Stress has a similar effect. Under pressure, attention narrows. What once appeared complex is reduced to what is immediately manageable. In ethics, this can mean harsher decisions. In aesthetics, a loss of sensitivity. In questions of meaning, a narrowing to what is urgent.

Social settings shift conviction in another way. Surrounded by others, responses align. What becomes visible, what carries force, and what is expressed can move with the group. A hesitation may disappear when others respond with certainty. Doubt may not be expressed, or not even felt in the same way.

A reaction that would not arise alone becomes possible together.

Repeated exposure changes what stands out and how strongly it convinces. What once drew attention may no longer do so. Images that once disturbed become familiar. Situations that once called for response pass without notice. What convinced before may lose its force because it no longer becomes salient in the same way.

Conversely, attention can be directed and intensified. A situation is framed so that certain aspects stand out more strongly. What might otherwise pass becomes central. Conviction can build quickly when attention, affect, and shared response align.

Over longer periods, conviction can drift as what is repeatedly encountered, reinforced, and made intelligible changes. What once felt natural may no longer do so.

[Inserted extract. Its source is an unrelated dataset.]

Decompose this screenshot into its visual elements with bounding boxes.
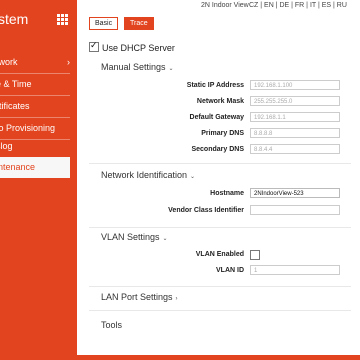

Standards shift. What was taken seriously may lose importance, and what was once peripheral may come to the center.

Such changes often do not occur through argument alone. They arise as what becomes visible, what is reinforced, and how situations are interpreted shift over time.

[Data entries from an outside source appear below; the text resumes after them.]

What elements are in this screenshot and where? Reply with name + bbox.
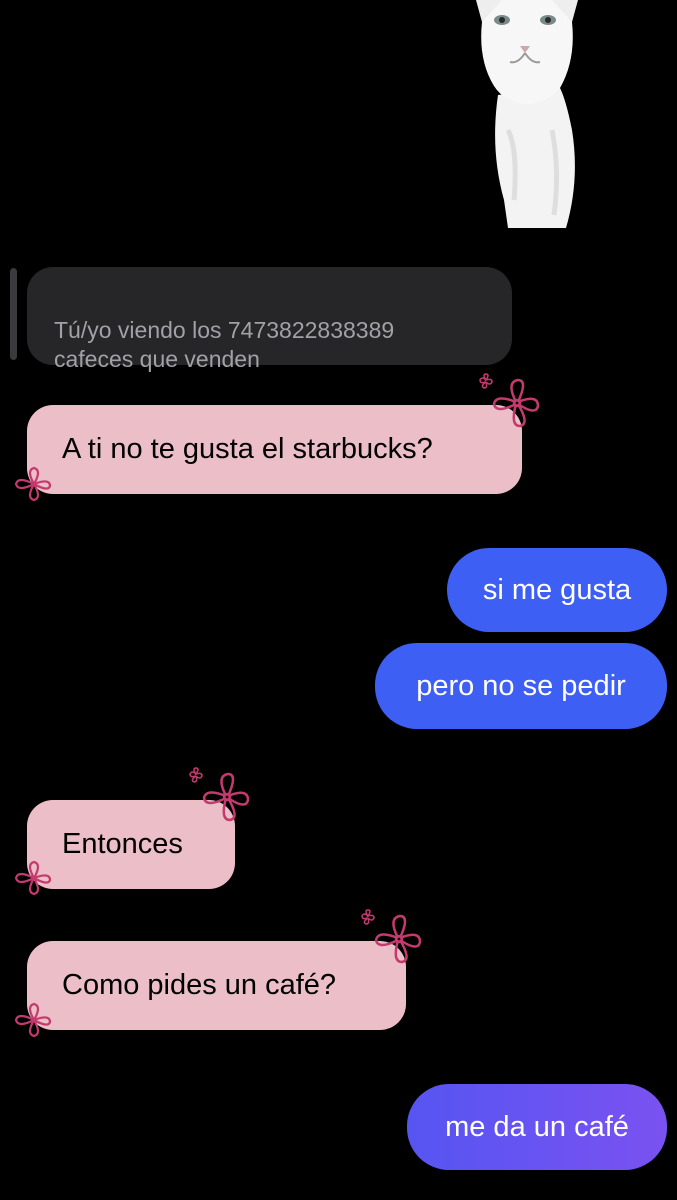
- sent-message-bubble[interactable]: si me gusta: [447, 548, 667, 632]
- cat-sticker-icon: [476, 0, 578, 228]
- flower-decoration-icon: [14, 466, 52, 502]
- message-text: pero no se pedir: [416, 669, 626, 702]
- message-text: A ti no te gusta el starbucks?: [62, 433, 433, 465]
- sent-message-bubble[interactable]: pero no se pedir: [375, 643, 667, 729]
- cat-sticker[interactable]: [468, 0, 580, 230]
- message-text: me da un café: [445, 1110, 629, 1143]
- flower-decoration-icon: [189, 767, 250, 822]
- sent-message-bubble[interactable]: me da un café: [407, 1084, 667, 1170]
- reply-quote-bar: [10, 268, 17, 360]
- message-text: si me gusta: [482, 573, 632, 606]
- flower-decoration-icon: [14, 860, 52, 896]
- received-message-bubble[interactable]: Como pides un café?: [27, 941, 406, 1030]
- flower-decoration-icon: [14, 1002, 52, 1038]
- reply-quote-text: Tú/yo viendo los 7473822838389 cafeces q…: [54, 317, 395, 372]
- flower-decoration-icon: [361, 909, 422, 964]
- flower-decoration-icon: [479, 373, 540, 428]
- message-text: Como pides un café?: [62, 969, 337, 1001]
- reply-quote-bubble[interactable]: Tú/yo viendo los 7473822838389 cafeces q…: [27, 267, 512, 372]
- received-message-bubble[interactable]: A ti no te gusta el starbucks?: [27, 405, 522, 494]
- message-text: Entonces: [62, 828, 183, 860]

Memory plays a central role in what remains convincing.

Most convictions do not last. A reaction arises and fades. What seemed important in one moment is no longer present in the next.

What remains depends on what is remembered, and how it is remembered. Memory does not simply preserve what was strongest or most justified. It depends on attention, repetition, emotional force, and the context in which recall occurs.

Stories give memory structure and shape what is retained. What remains convincing over time depends on which moments are recalled, how they are connected, and how they are retold.

Memory does not preserve conviction unchanged. What is recalled can shift. Details are lost, emphasis changes, connections are added or removed. What once convinced may appear differently when remembered, or may no longer convince in the same way.

Convictions that have taken hold across many of these mechanisms can remain remarkably stable over long periods. What took hold early, was reinforced repeatedly, and became part of how one understands oneself can continue to shape what convinces much later.

This stability is not equally visible in all persons or at all times. Some lives show a striking continuity of conviction, especially where conditions remain stable. Where they do not, conviction changes more readily.